LIVE FEED // CLASSIFIED INTAKE // UPDATED May 6, 2026 04:27 EST
▸ Experiments · Apr 29, 2026 Breaking

The Wuhan Lab Leak: Three Years of "Conspiracy", Then a U.S. Department of Energy Reclassification

In 2020 anyone suggesting COVID-19 originated in a lab was banned from social media. In 2023 the DOE and FBI both concluded it likely did. The platforms have not apologized.

Author: [REDACTED] 3 reads

February 2020: a group of 27 prominent virologists published a letter in The Lancet calling the lab-leak hypothesis a "conspiracy theory." It was organized behind the scenes by Peter Daszak of EcoHealth Alliance, an organization that had received NIH funding to do gain-of-function research at the Wuhan Institute of Virology.
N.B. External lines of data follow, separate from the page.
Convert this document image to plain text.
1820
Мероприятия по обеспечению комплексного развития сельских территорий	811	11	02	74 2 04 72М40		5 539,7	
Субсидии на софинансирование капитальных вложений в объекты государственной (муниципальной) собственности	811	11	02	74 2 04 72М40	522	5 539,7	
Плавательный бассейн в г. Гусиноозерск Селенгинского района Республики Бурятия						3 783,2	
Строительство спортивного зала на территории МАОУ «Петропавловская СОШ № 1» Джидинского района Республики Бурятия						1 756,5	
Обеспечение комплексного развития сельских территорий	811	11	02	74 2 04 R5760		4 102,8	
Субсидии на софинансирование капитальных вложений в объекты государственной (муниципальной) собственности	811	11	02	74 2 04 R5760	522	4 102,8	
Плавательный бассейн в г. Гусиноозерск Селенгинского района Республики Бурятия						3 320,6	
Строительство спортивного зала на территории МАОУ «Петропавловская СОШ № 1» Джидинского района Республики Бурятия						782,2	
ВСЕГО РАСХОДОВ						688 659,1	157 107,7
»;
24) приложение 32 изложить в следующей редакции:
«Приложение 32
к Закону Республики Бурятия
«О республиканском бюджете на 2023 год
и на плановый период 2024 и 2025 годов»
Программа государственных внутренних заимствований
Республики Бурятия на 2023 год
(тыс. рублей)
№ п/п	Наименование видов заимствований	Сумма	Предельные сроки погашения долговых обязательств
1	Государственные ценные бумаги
He failed to disclose his conflict of interest.

For two years social media platforms removed posts, suspended accounts, and "fact-checked" any suggestion of a laboratory origin.

In February 2023 the U.S. Department of Energy reported, with low confidence, that COVID-19 most likely originated from a laboratory leak in Wuhan. The FBI had reached the same conclusion with moderate confidence. In 2024 a CIA review reached the same conclusion.

Anthony Fauci, who had personally approved NIH funding for gain-of-function research at WIV in 2014 and again after a 2017 moratorium, testified before Congress that "I had nothing to do with funding gain-of-function research." The internal NIH emails (FOIA, 2024) prove that statement is false.

The cost: 7+ million dead globally, the largest civil-liberties contraction in modern history, and a generation that learned the people who run public health will lie about everything that matters.